On 6 February 2020, the AAT decided that certain of the taxpayer’s activities were not ‘core’ R&D activates, but rather normal prospecting.
See below for a summary of the case.
A coal mining company has failed to convince the AAT that certain activities designed to make extracting coal from particular deposits commercially viable were “core activities” for R&D purposes.
The taxpayer wanted to develop new mining and beneficiation processes that would enable it to extract and process coal in a commercially viable way in an area of central Queensland known as FCCM.
It therefore applied to register various activities as “core” R&D activities for the 2011-12 income year (as part of a 3-year project), including:
- a 2D seismic survey and a SkyTEM electromagnetic survey;
- drilling to validate the survey results and provide samples for independent analysis; and
- the analysis.
Innovation and Science Australia, however, decided that the activities were not “core activities”, a decision upheld by the AAT.
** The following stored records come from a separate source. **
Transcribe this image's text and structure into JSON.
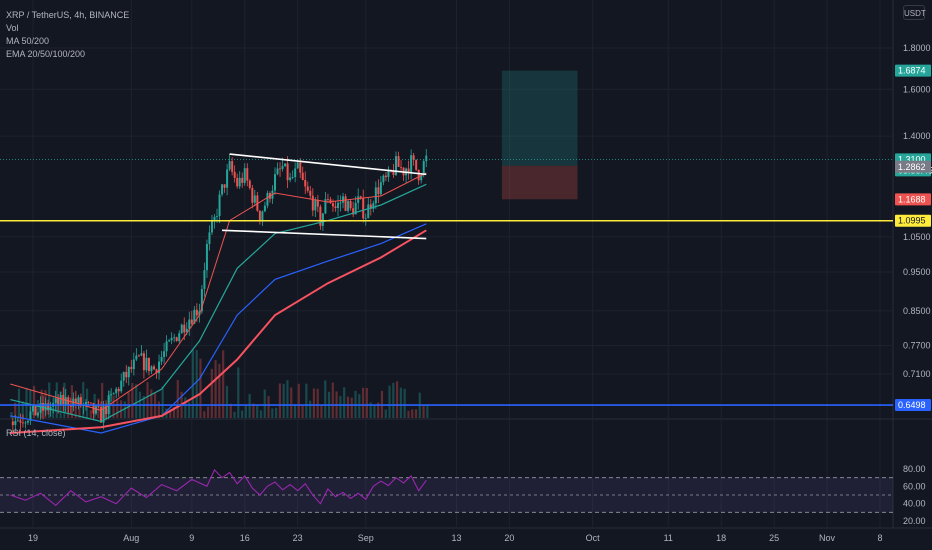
{
  "legend": {
    "symbol": "XRP / TetherUS, 4h, BINANCE",
    "vol": "Vol",
    "ma": "MA 50/200",
    "ema": "EMA 20/50/100/200"
  },
  "rsi_legend": "RSI (14, close)",
  "currency": "USDT",
  "colors": {
    "background": "#131722",
    "grid": "#1e222d",
    "candle_up": "#26a69a",
    "candle_down": "#ef5350",
    "support_line": "#ffeb3b",
    "ema20": "#ef5350",
    "ema50": "#26a69a",
    "ema100": "#2962ff",
    "ema200": "#f7525f",
    "trendline": "#ffffff",
    "rsi_line": "#9c27b0",
    "rsi_band": "#7e57c2"
  },
  "chart_data": [
    {
      "type": "candlestick",
      "title": "XRP / TetherUS, 4h, BINANCE",
      "y_scale": "log",
      "ylim": [
        0.64,
        1.86
      ],
      "y_ticks": [
        "1.8000",
        "1.6000",
        "1.4000",
        "1.3100",
        "1.2862",
        "1.1688",
        "1.0995",
        "1.0500",
        "0.9500",
        "0.8500",
        "0.7700",
        "0.7100",
        "0.6498"
      ],
      "y_tick_values": [
        1.8,
        1.6,
        1.4,
        1.05,
        0.95,
        0.85,
        0.77,
        0.71
      ],
      "x_ticks": [
        "19",
        "Aug",
        "9",
        "16",
        "23",
        "Sep",
        "13",
        "20",
        "Oct",
        "11",
        "18",
        "25",
        "Nov",
        "8"
      ],
      "price_labels": [
        {
          "label": "1.6874",
          "value": 1.6874,
          "role": "take-profit",
          "color": "#26a69a"
        },
        {
          "label": "1.3100",
          "value": 1.31,
          "role": "last-price",
          "color": "#26a69a"
        },
        {
          "label": "03:58:45",
          "role": "countdown",
          "color": "#26a69a"
        },
        {
          "label": "1.2862",
          "value": 1.2862,
          "role": "entry",
          "color": "#787b86"
        },
        {
          "label": "1.1688",
          "value": 1.1688,
          "role": "stop-loss",
          "color": "#ef5350"
        },
        {
          "label": "1.0995",
          "value": 1.0995,
          "role": "support",
          "color": "#ffeb3b"
        },
        {
          "label": "0.6498",
          "value": 0.6498,
          "role": "low-line",
          "color": "#2962ff"
        }
      ],
      "horizontal_lines": [
        {
          "value": 1.0995,
          "color": "#ffeb3b"
        },
        {
          "value": 0.6498,
          "color": "#2962ff"
        },
        {
          "value": 1.31,
          "color": "#26a69a",
          "dotted": true
        }
      ],
      "trendlines": [
        {
          "from": {
            "x": "Aug 14",
            "y": 1.33
          },
          "to": {
            "x": "Sep 9",
            "y": 1.255
          }
        },
        {
          "from": {
            "x": "Aug 13",
            "y": 1.07
          },
          "to": {
            "x": "Sep 9",
            "y": 1.045
          }
        }
      ],
      "position": {
        "entry": 1.2862,
        "take_profit": 1.6874,
        "stop_loss": 1.1688,
        "from": "Sep 19",
        "to": "Sep 29"
      },
      "price_path": [
        [
          "Jul 16",
          0.62
        ],
        [
          "Jul 20",
          0.64
        ],
        [
          "Jul 24",
          0.66
        ],
        [
          "Jul 28",
          0.63
        ],
        [
          "Jul 31",
          0.7
        ],
        [
          "Aug 2",
          0.74
        ],
        [
          "Aug 4",
          0.72
        ],
        [
          "Aug 6",
          0.77
        ],
        [
          "Aug 8",
          0.82
        ],
        [
          "Aug 10",
          0.86
        ],
        [
          "Aug 11",
          1.02
        ],
        [
          "Aug 12",
          1.1
        ],
        [
          "Aug 13",
          1.2
        ],
        [
          "Aug 14",
          1.28
        ],
        [
          "Aug 15",
          1.22
        ],
        [
          "Aug 16",
          1.25
        ],
        [
          "Aug 17",
          1.18
        ],
        [
          "Aug 18",
          1.12
        ],
        [
          "Aug 19",
          1.17
        ],
        [
          "Aug 20",
          1.24
        ],
        [
          "Aug 21",
          1.28
        ],
        [
          "Aug 22",
          1.23
        ],
        [
          "Aug 23",
          1.27
        ],
        [
          "Aug 24",
          1.2
        ],
        [
          "Aug 25",
          1.16
        ],
        [
          "Aug 26",
          1.1
        ],
        [
          "Aug 27",
          1.18
        ],
        [
          "Aug 28",
          1.14
        ],
        [
          "Aug 29",
          1.17
        ],
        [
          "Aug 30",
          1.13
        ],
        [
          "Aug 31",
          1.16
        ],
        [
          "Sep 1",
          1.12
        ],
        [
          "Sep 2",
          1.18
        ],
        [
          "Sep 3",
          1.22
        ],
        [
          "Sep 4",
          1.24
        ],
        [
          "Sep 5",
          1.29
        ],
        [
          "Sep 6",
          1.27
        ],
        [
          "Sep 7",
          1.3
        ],
        [
          "Sep 8",
          1.26
        ],
        [
          "Sep 9",
          1.31
        ]
      ],
      "ema_points": {
        "ema20": [
          [
            "Jul 16",
            0.69
          ],
          [
            "Jul 28",
            0.64
          ],
          [
            "Aug 5",
            0.72
          ],
          [
            "Aug 10",
            0.84
          ],
          [
            "Aug 14",
            1.1
          ],
          [
            "Aug 20",
            1.19
          ],
          [
            "Aug 27",
            1.16
          ],
          [
            "Sep 3",
            1.18
          ],
          [
            "Sep 9",
            1.26
          ]
        ],
        "ema50": [
          [
            "Jul 16",
            0.66
          ],
          [
            "Jul 28",
            0.62
          ],
          [
            "Aug 5",
            0.68
          ],
          [
            "Aug 10",
            0.78
          ],
          [
            "Aug 15",
            0.96
          ],
          [
            "Aug 20",
            1.06
          ],
          [
            "Aug 27",
            1.1
          ],
          [
            "Sep 3",
            1.15
          ],
          [
            "Sep 9",
            1.22
          ]
        ],
        "ema100": [
          [
            "Jul 16",
            0.63
          ],
          [
            "Jul 28",
            0.6
          ],
          [
            "Aug 5",
            0.63
          ],
          [
            "Aug 10",
            0.7
          ],
          [
            "Aug 15",
            0.84
          ],
          [
            "Aug 20",
            0.93
          ],
          [
            "Aug 27",
            0.98
          ],
          [
            "Sep 3",
            1.03
          ],
          [
            "Sep 9",
            1.09
          ]
        ],
        "ema200": [
          [
            "Jul 16",
            0.6
          ],
          [
            "Jul 28",
            0.61
          ],
          [
            "Aug 5",
            0.63
          ],
          [
            "Aug 10",
            0.67
          ],
          [
            "Aug 15",
            0.74
          ],
          [
            "Aug 20",
            0.84
          ],
          [
            "Aug 27",
            0.92
          ],
          [
            "Sep 3",
            0.99
          ],
          [
            "Sep 9",
            1.07
          ]
        ]
      }
    },
    {
      "type": "line",
      "title": "RSI (14, close)",
      "ylim": [
        20,
        85
      ],
      "y_ticks": [
        "80.00",
        "60.00",
        "40.00",
        "20.00"
      ],
      "y_tick_values": [
        80,
        60,
        40,
        20
      ],
      "bands": [
        70,
        50,
        30
      ],
      "values": [
        [
          "Jul 16",
          50
        ],
        [
          "Jul 18",
          44
        ],
        [
          "Jul 20",
          52
        ],
        [
          "Jul 22",
          38
        ],
        [
          "Jul 24",
          55
        ],
        [
          "Jul 26",
          42
        ],
        [
          "Jul 28",
          48
        ],
        [
          "Jul 30",
          40
        ],
        [
          "Aug 1",
          58
        ],
        [
          "Aug 3",
          47
        ],
        [
          "Aug 5",
          62
        ],
        [
          "Aug 7",
          55
        ],
        [
          "Aug 9",
          68
        ],
        [
          "Aug 11",
          60
        ],
        [
          "Aug 12",
          79
        ],
        [
          "Aug 13",
          70
        ],
        [
          "Aug 14",
          76
        ],
        [
          "Aug 15",
          63
        ],
        [
          "Aug 16",
          72
        ],
        [
          "Aug 17",
          58
        ],
        [
          "Aug 18",
          50
        ],
        [
          "Aug 19",
          60
        ],
        [
          "Aug 20",
          65
        ],
        [
          "Aug 21",
          56
        ],
        [
          "Aug 22",
          62
        ],
        [
          "Aug 23",
          55
        ],
        [
          "Aug 24",
          63
        ],
        [
          "Aug 25",
          50
        ],
        [
          "Aug 26",
          40
        ],
        [
          "Aug 27",
          57
        ],
        [
          "Aug 28",
          48
        ],
        [
          "Aug 29",
          53
        ],
        [
          "Aug 30",
          46
        ],
        [
          "Aug 31",
          52
        ],
        [
          "Sep 1",
          45
        ],
        [
          "Sep 2",
          60
        ],
        [
          "Sep 3",
          66
        ],
        [
          "Sep 4",
          61
        ],
        [
          "Sep 5",
          70
        ],
        [
          "Sep 6",
          64
        ],
        [
          "Sep 7",
          72
        ],
        [
          "Sep 8",
          55
        ],
        [
          "Sep 9",
          67
        ]
      ]
    }
  ]
}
The activities were “generic exploration activities” which a company with a mining tenement would undertake in order to ascertain the location, quality and size of the coal resources. Accordingly, they came within the exemption from “core activities” in s 355-25(2)(b), namely for prospecting or drilling for minerals for the purposes of discovering deposits, determining more precisely the location of deposits and/or determining the size or quality of deposits.
(Coal of Queensland Pty Ltd v Innovation and Science Australia  AATA 126, AAT, McCabe DP and Poljak SM, 30 January 2020.)